Banning return of jihadis to UK ‘could be illegal’

Former Liberal Democrat leader Sir Menzies Campbell has warned David Cameron his plans to prevent British jihadis from returning to the UK could be “illegal”.

Abdul Raqib Iman (left) was raised inAberdeen. Picture: Youtube
Abdul Raqib Iman (left) was raised inAberdeen. Picture: Youtube

Former Liberal Democrat leader Sir Menzies Campbell has warned David Cameron his plans to prevent British jihadis from returning to the UK could be “illegal”.

The Prime Minister was set to make a Commons statement today on measures to tackle the danger from Islamic State (IS) extremists, with his Lib Dem deputy Nick Clegg insisting the changes will need careful consideration and must be based on evidence.

Sign up to our daily newsletter

Mr Cameron has said action is needed to close “gaps in our armoury”, including new legislation to make it easier to take people’s passports away to prevent them from travelling to Iraq and Syria.

The proposals come in response to the raising of the terror threat level in the UK, with experts warning that an attack was “highly likely”.

However Sir Menzies, who is a member of the Commons intelligence and security committee, said: “I think it’s rather difficult and it might well constitute illegality. To render a citizen stateless is regarded as illegal in international law.

“To render them stateless temporarily, which seems to be the purpose of what’s been proposed, can also, I think, be described as illegal.

“At the very least it’s the kind of question which will be tested here in our own courts and perhaps also in the European Court of Human Rights.”

He added: “I’m not party to the discussions between Nick Clegg and the Prime Minister, nor would I expect to be.

“But any legislation, any fresh legislation, would have to be subject to the scrutiny of parliament. And there will be people on all sides of the House, including some of the Prime Minister’s own back-benchers, who will want to examine in very careful detail any question of extension.”

Among the British jihadis believed to be fighting in Iraq and Syria are Aberdeen-raised Abdul Raqib Amin and Londoner Jihadi John – a suspect in the execution of American photojournalist James Foley.

Another former Lib Dem leader, Lord Ashdown, was also critical of the Prime Minister and said politicians should not act as “cheerleaders” for the demands of the intelligence and security services, describing their reaction as “knee-jerk”.

And he warned that the Prime Minister’s rhetoric about the struggle against Islamist extremism risked alienating moderate Muslims.

He said Tory ministers had used the decision to raise the terror threat level “to tell us how frightened we should be and why this required a range of new powers for them to exercise”.

Lord Ashdown said: “Of course, in these circumstances, the police and the security services will lead the clamour for more powers. They are charged by us to maintain our safety. That’s their job.
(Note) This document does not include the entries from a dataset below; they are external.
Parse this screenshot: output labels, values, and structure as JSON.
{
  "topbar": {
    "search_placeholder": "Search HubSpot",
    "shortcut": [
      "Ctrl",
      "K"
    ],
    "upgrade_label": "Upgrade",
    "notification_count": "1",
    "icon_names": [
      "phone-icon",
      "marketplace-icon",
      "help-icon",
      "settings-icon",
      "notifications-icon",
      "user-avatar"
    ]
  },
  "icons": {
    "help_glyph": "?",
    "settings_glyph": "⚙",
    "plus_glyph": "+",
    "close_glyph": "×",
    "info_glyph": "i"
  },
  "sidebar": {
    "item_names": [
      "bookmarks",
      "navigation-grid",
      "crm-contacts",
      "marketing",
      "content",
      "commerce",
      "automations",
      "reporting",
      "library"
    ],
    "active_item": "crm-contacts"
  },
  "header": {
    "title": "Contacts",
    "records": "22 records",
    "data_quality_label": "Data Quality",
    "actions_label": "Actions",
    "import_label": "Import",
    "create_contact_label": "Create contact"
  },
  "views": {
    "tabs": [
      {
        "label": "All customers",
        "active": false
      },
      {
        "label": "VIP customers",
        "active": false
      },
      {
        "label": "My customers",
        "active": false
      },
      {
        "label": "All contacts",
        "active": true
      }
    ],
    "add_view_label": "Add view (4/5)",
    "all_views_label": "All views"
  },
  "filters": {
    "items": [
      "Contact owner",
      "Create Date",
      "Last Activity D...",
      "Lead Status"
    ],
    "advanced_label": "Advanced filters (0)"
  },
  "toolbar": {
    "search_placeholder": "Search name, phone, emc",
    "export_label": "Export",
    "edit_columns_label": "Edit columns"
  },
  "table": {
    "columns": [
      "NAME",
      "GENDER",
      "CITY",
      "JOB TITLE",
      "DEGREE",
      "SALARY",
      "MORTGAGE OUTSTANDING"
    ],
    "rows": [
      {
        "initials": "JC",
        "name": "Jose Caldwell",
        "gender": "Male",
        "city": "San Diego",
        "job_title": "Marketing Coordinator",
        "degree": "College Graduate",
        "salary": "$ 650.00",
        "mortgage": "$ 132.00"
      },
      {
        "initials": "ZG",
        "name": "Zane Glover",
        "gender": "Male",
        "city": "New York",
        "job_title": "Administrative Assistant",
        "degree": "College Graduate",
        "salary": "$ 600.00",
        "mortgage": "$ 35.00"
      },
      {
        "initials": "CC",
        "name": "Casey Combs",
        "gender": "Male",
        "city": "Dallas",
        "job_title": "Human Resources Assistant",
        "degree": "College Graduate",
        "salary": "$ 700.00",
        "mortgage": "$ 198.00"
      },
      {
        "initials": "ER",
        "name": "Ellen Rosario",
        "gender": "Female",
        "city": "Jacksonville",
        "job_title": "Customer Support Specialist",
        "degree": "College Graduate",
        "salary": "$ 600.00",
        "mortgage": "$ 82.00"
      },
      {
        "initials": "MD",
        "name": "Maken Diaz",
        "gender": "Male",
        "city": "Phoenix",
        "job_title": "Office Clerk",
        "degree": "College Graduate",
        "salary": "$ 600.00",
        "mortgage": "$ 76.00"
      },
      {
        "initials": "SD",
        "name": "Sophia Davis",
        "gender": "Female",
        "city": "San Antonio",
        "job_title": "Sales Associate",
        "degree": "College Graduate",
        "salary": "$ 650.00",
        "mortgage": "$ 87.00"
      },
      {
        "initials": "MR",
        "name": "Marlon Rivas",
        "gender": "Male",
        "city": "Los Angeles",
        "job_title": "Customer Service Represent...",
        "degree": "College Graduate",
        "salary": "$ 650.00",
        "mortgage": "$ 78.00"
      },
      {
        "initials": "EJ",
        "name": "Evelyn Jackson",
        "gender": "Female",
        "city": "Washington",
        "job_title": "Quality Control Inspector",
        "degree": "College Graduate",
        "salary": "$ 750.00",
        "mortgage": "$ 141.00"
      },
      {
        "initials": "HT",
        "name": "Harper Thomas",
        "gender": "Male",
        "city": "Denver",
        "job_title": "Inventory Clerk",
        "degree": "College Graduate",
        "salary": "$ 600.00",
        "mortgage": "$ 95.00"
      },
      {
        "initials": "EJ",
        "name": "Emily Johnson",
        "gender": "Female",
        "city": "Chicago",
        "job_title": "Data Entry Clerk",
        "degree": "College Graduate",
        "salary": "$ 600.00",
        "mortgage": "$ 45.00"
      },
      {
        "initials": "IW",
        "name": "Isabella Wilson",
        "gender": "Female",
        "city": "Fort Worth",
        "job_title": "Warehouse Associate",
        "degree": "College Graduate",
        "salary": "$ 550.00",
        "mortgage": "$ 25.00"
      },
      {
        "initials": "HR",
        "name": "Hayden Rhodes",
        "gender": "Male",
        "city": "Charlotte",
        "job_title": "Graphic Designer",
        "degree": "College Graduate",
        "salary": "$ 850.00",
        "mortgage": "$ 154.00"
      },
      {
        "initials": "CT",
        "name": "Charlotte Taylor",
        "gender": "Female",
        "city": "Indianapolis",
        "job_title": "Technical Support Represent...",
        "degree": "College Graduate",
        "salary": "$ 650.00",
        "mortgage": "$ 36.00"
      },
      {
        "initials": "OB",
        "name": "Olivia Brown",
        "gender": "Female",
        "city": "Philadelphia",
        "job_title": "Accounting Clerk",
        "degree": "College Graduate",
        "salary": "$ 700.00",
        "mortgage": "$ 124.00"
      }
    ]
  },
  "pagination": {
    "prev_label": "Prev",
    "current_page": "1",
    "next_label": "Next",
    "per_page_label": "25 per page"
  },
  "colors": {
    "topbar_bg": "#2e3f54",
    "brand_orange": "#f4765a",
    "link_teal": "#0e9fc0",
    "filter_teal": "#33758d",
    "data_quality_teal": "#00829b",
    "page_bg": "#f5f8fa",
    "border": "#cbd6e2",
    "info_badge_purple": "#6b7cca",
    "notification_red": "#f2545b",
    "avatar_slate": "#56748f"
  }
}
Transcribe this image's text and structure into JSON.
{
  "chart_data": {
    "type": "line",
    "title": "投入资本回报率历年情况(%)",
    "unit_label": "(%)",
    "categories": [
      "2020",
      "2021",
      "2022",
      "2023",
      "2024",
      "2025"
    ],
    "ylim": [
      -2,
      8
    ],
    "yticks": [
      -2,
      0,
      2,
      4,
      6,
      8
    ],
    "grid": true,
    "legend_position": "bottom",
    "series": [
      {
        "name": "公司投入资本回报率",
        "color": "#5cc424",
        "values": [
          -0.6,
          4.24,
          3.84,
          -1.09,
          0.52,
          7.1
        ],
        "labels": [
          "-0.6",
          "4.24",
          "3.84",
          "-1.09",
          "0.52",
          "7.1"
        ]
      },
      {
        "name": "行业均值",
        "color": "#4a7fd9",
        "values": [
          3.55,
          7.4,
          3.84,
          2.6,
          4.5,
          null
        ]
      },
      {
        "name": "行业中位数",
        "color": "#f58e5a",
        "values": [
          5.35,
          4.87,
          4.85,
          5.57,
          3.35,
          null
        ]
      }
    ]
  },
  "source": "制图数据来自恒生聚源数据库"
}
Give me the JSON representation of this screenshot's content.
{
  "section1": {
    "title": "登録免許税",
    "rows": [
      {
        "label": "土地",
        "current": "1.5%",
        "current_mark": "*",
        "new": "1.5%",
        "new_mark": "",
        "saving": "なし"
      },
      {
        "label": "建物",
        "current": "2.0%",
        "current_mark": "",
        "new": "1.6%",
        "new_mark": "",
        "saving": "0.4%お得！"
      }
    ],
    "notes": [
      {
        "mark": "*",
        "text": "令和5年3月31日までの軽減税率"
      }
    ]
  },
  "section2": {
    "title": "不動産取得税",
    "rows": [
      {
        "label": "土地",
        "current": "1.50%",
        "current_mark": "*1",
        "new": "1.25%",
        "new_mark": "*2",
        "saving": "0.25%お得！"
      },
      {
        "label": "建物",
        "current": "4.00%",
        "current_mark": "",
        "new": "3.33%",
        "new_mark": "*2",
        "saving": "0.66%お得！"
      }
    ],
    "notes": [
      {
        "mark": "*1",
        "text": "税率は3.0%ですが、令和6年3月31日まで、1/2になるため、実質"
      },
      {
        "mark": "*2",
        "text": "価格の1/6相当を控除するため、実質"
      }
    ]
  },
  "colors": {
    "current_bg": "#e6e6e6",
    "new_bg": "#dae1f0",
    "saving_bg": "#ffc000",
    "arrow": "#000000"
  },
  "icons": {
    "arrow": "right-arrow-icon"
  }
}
But it is the job of politicians to act, not as cheerleaders for those demands, but as jealous protectors of our liberties who measure any demand for their reduction against necessity, supported by evidence.”

He said the threat of terrorism had been faced before “effectively, without panic and without a whole new range of executive powers that could endanger our liberties”.

Mr Cameron has said measures were needed to stop people from travelling in the first place, to prevent them from returning if they do go to Syria or Iraq and to “deal decisively” with those already in the UK.

New legislation will make it easier to take people’s passports away, and there have been suggestions the UK government could bow to pressure for terrorism prevention and investigation measures to be beefed up.

Lord Ashdown added: “I have no objection to what Nick Clegg has called specific, proportionate responses to strengthen our hand in tackling this threat.

“But these must be evidence based, careful of our liberties and sensitive to the need to keep moderate Islam on our side.” The peer insisted that international diplomacy was needed.

Defence Secretary Michael Fallon said the country faced “very real threats” and denied the government’s plans to prevent would-be jihadis from travelling to Iraq and Syria and keep out returning Britons considered a risk were a “knee-jerk response”.

He said: “We have had Tube trains blown up, London buses, Glasgow airport attacked, a soldier murdered in broad daylight. These are very real threats we are dealing with. This isn’t any kind of knee-jerk response.

“But when we look at our current instruments, our armoury of things or how we deal with these threats, there are some gaps.

“We’ve had a number of young men going off to fight in Syria, a number of them slipping back home again.

“We need to make sure that, where we can, we plug those existing gaps and the Prime Minister is going to go into more details about that to parliament.”

Several hundred British nationals are estimated to have travelled to Iraq and Syria to join the IS uprising, and other western European countries have also been a source of fighters.

He said. “This is now a threat to western Europe generally. We are all involved in this. We have the Nato summit in Wales later this week and we have to do this collectively, it’s not just for one country on its own.”